When we rose I find Mr. Andrews and Mr. Yeabsly, who is just come from Plymouth, at the door, and we walked together toward my Lord Brunker’s, talking about their business, Yeabsly being come up on purpose to discourse with me about it, and finished all in a quarter of an hour, and is gone again. I perceive they have some inclination to be going on with their victualling-business for a while longer before they resign it to Mr. Gauden, and I am well contented, for it brings me very good profit with certainty, yet with much care and some pains.
We parted at my Lord Bruncker’s doore, where I went in, having never been there before, and there he made a noble entertainment for Sir J. Minnes, myself, and Captain Cocke, none else saving some painted lady that dined there, I know not who she is. But very merry we were, and after dinner into the garden, and to see his and her chamber, where some good pictures, and a very handsome young woman for my lady’s woman.
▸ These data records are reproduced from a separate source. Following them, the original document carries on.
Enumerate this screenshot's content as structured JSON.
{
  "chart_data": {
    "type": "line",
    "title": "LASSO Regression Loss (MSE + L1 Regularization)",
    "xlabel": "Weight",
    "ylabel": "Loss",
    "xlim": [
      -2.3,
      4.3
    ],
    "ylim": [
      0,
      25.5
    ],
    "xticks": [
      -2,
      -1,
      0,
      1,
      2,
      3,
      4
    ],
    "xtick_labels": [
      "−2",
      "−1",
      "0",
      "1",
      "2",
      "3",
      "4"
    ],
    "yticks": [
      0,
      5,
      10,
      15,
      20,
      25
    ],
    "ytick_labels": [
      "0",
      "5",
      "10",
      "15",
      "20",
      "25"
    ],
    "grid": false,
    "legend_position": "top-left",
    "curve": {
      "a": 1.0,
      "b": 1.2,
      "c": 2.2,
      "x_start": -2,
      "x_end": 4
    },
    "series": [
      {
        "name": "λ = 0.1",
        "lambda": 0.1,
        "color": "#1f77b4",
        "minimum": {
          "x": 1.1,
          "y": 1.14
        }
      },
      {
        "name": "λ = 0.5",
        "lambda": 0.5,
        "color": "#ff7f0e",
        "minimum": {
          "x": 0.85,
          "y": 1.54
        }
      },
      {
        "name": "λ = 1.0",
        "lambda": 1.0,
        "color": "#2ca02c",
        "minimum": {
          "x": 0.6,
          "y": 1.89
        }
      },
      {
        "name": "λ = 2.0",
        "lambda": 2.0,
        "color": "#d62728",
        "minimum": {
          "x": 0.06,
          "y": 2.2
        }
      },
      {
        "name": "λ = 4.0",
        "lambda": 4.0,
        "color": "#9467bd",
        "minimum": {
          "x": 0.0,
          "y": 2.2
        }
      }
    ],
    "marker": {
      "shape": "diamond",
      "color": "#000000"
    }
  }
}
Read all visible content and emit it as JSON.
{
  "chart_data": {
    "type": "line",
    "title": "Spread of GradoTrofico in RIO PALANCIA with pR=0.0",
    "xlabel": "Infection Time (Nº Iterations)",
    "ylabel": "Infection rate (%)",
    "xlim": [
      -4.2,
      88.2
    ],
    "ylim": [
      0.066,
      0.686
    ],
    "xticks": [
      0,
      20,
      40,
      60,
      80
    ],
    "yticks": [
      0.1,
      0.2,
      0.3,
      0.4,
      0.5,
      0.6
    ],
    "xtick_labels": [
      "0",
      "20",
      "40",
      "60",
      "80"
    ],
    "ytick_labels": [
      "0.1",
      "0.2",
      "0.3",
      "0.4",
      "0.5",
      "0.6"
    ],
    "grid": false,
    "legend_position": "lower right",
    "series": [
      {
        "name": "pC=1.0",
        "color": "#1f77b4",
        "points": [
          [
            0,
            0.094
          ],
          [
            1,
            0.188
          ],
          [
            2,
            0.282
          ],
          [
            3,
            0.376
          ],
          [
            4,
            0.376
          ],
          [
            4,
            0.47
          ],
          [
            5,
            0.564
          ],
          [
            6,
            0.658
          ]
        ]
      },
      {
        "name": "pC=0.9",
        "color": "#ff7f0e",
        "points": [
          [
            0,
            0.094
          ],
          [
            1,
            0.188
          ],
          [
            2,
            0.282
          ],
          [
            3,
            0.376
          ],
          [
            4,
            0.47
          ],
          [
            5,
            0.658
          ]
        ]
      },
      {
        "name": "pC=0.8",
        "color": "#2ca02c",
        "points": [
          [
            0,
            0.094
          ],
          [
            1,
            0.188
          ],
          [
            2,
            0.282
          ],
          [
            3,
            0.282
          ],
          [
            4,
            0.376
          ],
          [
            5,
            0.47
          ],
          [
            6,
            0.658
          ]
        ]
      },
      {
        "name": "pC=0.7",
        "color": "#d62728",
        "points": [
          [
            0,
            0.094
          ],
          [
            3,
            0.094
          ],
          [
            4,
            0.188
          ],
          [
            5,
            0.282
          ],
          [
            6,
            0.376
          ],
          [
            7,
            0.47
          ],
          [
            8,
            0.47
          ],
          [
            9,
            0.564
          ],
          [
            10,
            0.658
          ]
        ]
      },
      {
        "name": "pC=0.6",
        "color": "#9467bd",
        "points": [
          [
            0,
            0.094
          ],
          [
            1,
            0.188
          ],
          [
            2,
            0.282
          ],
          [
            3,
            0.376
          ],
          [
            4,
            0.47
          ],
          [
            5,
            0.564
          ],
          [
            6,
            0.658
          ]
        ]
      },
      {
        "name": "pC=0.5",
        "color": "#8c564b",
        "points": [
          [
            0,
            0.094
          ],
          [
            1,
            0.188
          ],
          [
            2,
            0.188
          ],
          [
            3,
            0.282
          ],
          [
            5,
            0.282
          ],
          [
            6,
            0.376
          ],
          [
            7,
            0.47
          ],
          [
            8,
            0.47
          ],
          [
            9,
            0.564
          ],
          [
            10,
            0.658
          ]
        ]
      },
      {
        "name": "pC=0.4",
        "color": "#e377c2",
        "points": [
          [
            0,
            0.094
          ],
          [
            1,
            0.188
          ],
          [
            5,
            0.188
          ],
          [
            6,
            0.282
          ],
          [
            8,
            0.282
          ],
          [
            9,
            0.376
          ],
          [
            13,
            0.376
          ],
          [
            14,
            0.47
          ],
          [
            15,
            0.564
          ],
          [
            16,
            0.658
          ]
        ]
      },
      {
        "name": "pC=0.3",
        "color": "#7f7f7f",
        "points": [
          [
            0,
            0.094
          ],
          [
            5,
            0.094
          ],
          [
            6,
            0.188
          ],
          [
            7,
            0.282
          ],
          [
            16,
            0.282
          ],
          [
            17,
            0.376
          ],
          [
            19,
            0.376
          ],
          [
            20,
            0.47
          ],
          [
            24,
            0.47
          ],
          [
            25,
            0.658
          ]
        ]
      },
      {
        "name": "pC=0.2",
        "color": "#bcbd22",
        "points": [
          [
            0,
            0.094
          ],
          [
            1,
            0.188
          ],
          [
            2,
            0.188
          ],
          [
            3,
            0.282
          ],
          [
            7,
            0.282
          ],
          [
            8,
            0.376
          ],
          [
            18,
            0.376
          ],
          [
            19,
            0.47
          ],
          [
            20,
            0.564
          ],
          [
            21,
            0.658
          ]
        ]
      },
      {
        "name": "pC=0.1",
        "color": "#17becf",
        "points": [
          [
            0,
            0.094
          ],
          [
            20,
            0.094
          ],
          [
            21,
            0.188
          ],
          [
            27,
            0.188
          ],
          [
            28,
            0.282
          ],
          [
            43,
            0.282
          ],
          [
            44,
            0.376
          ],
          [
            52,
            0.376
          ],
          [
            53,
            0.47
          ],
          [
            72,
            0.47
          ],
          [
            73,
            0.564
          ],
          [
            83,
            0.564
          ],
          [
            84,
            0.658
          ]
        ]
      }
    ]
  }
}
Thence I by water home, in my way seeing a man taken up dead, out of the hold of a small catch that lay at Deptford. I doubt it might be the plague, which, with the thought of Dr. Burnett, did something disturb me, so that I did not what I intended and should have done at the office, as to business, but home sooner than ordinary, and after supper, to read melancholy alone, and then to bed.
I suffer auspiciously as a rose
from unfinished pain
having made myself captain
I know who he is
but you see a man
dead of ordinary melancholy
Erasure poem derived from The Diary of Samuel Pepys, Saturday 26 August 1665.